Question

# The value of $\sin ({22^ \circ }30')$ isA. $\sqrt {\dfrac{{\sqrt 2 + 1}}{{2\sqrt 2 }}}$ B. $\sqrt {\sqrt 2 - 1}$ C. $\sqrt {\dfrac{{\sqrt 2 - 1}}{{2\sqrt 2 }}}$ D. None of these

Hint: In this type of question, since the angle is expressed both in degree and minutes, we will make use of the half angle formula of sin and solve it.

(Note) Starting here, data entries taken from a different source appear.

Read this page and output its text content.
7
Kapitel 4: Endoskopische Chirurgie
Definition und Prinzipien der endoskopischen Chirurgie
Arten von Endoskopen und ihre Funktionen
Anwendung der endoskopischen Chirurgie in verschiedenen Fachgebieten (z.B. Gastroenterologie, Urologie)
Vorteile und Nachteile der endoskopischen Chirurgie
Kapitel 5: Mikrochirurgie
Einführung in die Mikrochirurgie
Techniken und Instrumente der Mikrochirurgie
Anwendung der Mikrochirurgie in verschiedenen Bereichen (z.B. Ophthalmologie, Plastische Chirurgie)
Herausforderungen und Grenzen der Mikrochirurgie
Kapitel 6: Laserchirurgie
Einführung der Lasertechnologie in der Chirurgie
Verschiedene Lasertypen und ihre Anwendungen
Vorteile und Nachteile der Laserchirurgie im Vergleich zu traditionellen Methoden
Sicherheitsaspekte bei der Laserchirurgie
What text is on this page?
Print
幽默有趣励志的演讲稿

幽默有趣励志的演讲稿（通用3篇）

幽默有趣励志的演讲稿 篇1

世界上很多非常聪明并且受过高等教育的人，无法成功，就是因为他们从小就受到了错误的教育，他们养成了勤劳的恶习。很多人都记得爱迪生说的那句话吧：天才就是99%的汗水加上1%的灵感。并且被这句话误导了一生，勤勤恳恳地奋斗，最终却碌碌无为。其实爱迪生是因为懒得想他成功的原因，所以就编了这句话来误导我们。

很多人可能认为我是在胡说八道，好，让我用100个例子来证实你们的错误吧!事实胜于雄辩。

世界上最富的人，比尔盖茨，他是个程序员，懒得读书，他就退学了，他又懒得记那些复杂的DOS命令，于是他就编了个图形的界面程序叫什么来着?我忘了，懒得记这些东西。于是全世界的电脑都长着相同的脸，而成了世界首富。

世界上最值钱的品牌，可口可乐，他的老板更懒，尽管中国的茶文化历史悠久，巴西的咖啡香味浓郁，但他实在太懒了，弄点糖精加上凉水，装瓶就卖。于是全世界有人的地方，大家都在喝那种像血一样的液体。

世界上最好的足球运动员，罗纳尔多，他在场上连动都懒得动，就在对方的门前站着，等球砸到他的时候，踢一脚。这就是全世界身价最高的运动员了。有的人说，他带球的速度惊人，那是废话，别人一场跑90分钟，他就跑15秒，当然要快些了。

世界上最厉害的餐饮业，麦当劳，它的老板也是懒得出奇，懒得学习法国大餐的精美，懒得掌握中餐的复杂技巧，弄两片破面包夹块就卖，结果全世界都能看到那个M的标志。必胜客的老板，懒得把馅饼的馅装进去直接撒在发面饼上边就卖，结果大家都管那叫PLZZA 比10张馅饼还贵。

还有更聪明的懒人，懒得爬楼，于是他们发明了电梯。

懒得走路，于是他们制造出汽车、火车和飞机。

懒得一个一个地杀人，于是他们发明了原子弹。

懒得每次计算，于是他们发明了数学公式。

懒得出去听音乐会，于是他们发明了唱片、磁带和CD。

We have to find the value of $\sin ({22^ \circ }30')$
We know that 60 minutes = 1 degree
So, 30’=1/2 degree
So, we can express the given equation as sin $22{\dfrac{1}{2}^0}$ =sin${22.5^0}$
Making use of the half angle formula for sin, we can write $\sin \left( {\dfrac{\theta }{2}} \right) = \pm \sqrt {\dfrac{{1 - \cos \theta }}{2}}$
Here, this is nothing but equal to $\dfrac{\theta }{2} = {22.5^0}$ $\Rightarrow \theta = {45^0}$
Here, we need only the positive value since ${22.5^0}$ lies in the first quadrant where sin is positive
$\Rightarrow \sin ({22.5^0}) = \sqrt {\dfrac{{1 - \cos {{45}^0}}}{2}}$
${\text{ }}\sqrt {\dfrac{{1 - \dfrac{1}{{\sqrt 2 }}}}{2}} \\ = \sqrt {\dfrac{{\sqrt 2 - 1}}{{2\sqrt 2 }}} \\ \Rightarrow \sin ({22^0}33') = \sqrt {\dfrac{{\sqrt 2 - 1}}{{2\sqrt 2 }}} \\$
So, option C is the correct answer for this question

Note: Whenever solving these types of problems first convert the value of angle given in minutes to degrees and solve it or we can also convert it into radians and solve it further.